Isso significa mudanças na equipa a médio prazo?
-Queremos um virar de página. A W52 e o FC Porto não podem ter a imagem ligada à atual situação. São instituições que estão muito acima disto e a quem o ciclismo tem de dizer obrigado por, ao contrário de outros no passado, aceitarem continuar. O desafio é agora dar um contributo ao ciclismo, ajudar a recuperar uma era em que as grandes equipas do mundo corriam a Volta a Portugal e as nacionais estavam nas maiores provas lá fora. Temos de acabar com um ciclismo português fechado e a olhar para o seu umbigo.
Já falou com os ciclistas?
-Estive com os atletas na sexta-feira e eles sabem que a partir de agora estou na luta com eles. Tenho de confiar no que me dizem. Reafirmaram a sua inocência e a partir de agora são, para mim, os melhores atletas do mundo.
"Fui um corredor limpo e correto"
"O ciclismo tem uma imagem de patinho feio do desporto que já não corresponde à realidade. Muitos gostam de lhe atirar pedras, mas o que existe é um problema de sociedade", diz Jorge Henriques, que sente já ter a modalidade superado os piores anos. "Ter uma equipa de jovens também ajudará a mostrar que tudo o que conseguirmos será de forma limpa. Fui sempre um corredor limpo e correto e comigo não há batota, nem sequer a de ciclistas agarrados ao carro. Acredito no trabalho como forma de obter resultados sérios e honestos", garante.
"Estive 14 anos fora do ciclismo"
Jorge Henriques tem 53 anos, como ciclista profissional ganhou uma etapa na Volta a Portugal e um Porto-Lisboa, mas acabou a carreira aos 28, por não aceitar o doping que entrava no pelotão português.
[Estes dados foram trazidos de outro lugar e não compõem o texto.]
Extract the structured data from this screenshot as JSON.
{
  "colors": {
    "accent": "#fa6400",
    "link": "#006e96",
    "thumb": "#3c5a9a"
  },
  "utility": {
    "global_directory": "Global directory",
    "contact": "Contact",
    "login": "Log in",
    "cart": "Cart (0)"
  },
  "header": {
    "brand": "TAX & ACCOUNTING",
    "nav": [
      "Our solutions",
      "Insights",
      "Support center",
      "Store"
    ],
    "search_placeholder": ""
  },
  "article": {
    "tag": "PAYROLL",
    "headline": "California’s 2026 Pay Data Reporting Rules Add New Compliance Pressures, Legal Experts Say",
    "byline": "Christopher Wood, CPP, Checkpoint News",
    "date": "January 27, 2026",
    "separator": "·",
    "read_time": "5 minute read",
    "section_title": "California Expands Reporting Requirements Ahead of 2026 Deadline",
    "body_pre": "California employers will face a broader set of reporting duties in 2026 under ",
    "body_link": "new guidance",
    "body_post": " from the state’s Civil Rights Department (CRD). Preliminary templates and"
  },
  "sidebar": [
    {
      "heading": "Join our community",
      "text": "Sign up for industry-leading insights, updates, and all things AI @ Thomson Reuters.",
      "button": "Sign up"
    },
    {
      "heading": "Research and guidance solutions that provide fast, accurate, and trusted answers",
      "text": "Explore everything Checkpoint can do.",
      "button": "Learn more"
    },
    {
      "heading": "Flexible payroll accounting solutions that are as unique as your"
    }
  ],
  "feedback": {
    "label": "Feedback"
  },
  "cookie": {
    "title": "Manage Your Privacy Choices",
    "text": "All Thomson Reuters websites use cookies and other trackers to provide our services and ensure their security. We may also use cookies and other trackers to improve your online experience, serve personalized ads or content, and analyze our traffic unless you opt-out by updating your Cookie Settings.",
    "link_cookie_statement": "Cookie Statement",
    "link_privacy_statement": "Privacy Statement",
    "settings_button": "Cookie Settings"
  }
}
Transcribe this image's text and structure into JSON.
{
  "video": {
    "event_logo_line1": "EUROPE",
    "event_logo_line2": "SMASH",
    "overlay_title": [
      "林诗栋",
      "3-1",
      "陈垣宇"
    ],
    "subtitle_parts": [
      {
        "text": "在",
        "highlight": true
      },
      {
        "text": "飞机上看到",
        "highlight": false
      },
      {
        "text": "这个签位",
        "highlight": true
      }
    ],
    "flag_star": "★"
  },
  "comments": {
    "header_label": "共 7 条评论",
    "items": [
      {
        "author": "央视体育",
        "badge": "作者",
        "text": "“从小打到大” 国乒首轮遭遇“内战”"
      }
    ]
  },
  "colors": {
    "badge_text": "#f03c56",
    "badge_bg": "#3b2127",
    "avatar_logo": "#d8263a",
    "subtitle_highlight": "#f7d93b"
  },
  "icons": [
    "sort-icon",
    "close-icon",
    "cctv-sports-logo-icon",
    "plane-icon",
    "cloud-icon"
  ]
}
"É verdade, deixei de correr em 1997 por não me identificar com o rumo que o ciclismo estava a tomar. Passei a dedicar-me a uma equipa da formação, com a Ovarense, que subiu a sub-23 e, depois, ligada à Beppi, passou a profissional", diz, sobre um percurso de altos e baixos até chegar à W52-FC Porto.
"A Ovarense conseguiu resultados interessantes, foi subindo e chegou a alinhar na Volta a Portugal. Infelizmente esse projeto não correu como esperava, os problemas do futebol arrastaram o ciclismo e a equipa acabou", conta.
"Passei depois vários anos afastado da modalidade. Ainda estudei Direito, que não era para mim, pois descobri ser mais vocacionado para o marketing. Entrei num projeto da Polisport e a seguir estive na área hospitalar", relata o natural de Válega, Ovar.
"Foram 14 anos sem ciclismo, até entrar na Escola de Ciclismo de Ovar, que mais tarde passou a ser a Academia Efapel. Foi essa a minha vida até sexta-feira passada. E admito que me custou muito deixar a Academia Efapel, foi a decisão mais difícil em 53 anos de vida", confessa.